À notre époque, l'architecte et l'urbaniste pensent en volumes, en volumes pleins. Ils répartissent sur un terrain un certain nombre d'unités en rapport de certains espaces et d'une certaine trame circulatoire, aménagée avec certains jardins et certains agréments qu'ils imaginent vus d'en haut comme des aviateurs. Ils disposent ces volumes pleins comme sur un plateau, soit en esprit, soit en dessin, soit en maquette, mais ils ne réalisent pas que, dans ce volume-immeuble, il n'y aura jamais qu'une façade qui sera vue, deux à la rigueur, jamais trois.

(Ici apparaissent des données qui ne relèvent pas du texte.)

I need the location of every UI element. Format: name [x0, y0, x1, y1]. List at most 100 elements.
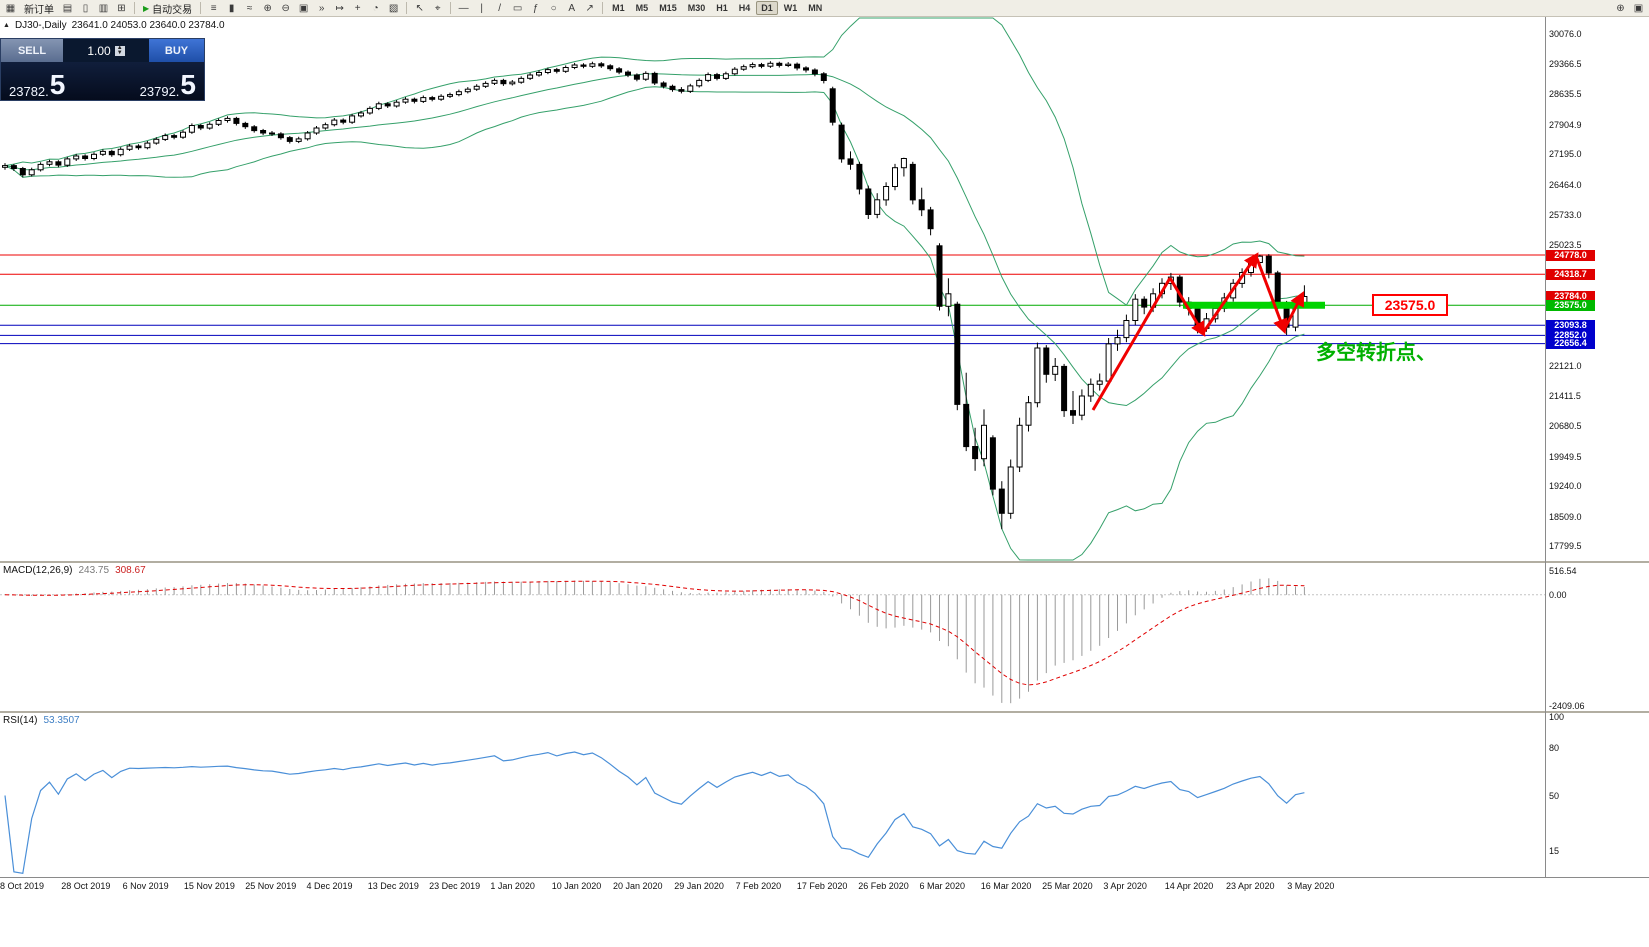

Cependant, l'ensemble des façades enferme un volume qui, lui, est un volume transparent. Le bloc de cristal définirait cet espace d'air et de lumière. C'est de la variété de ces volumes que procède le bonheur ou le malheur des hommes. C'est cet élément transparent, aéré, grand ou minuscule espace compris entre les architectures, qui crée l'impression de bonheur, de tristesse ou de malheur. Aux espaces crées, viennent s'ajouter l'aspect des matériaux, le rythme des immeubles, la diversité ou la monotonie des surfaces.
(…)
Je n'attache pas du tout d'importance aux volumes vus d'avion. C'est une vision fausse. L'aviateur n'habite pas la ville. Exemple : une usine atroce, un centre d'habitation sordide, vus d'avion, sont de jolis modèles réduits. Trop souvent les architectes composent avec ces modèles réduits parce qu'ils sont incapables d'avoir la vision d'un ensemble à construire, de le voir de l'intérieur. Il ne savent pas composer en se promenant dans la cité.
Quand vous faites une partie de la ville, il faut que vous vous sentiez entouré de ce que vous allez construire. Il faut que vous leviez la tête, que vous regardiez à droite, à gauche, que vous ressentiez à l'avance tout ce qui va se passer.

Fernand Pouillon, "Fernand Pouillon ou le génie de la construction", Archiettura nei paesi islamici, Attilio Petruccioli, Seconda Mostra internazionale di architectura. Edizione La Biennale di Venezi, 1982, in Fernand Pouillon, Mon Ambition, Saint-André de Roquerpertuis, éditions du Linteau, 2011, p. 17-18.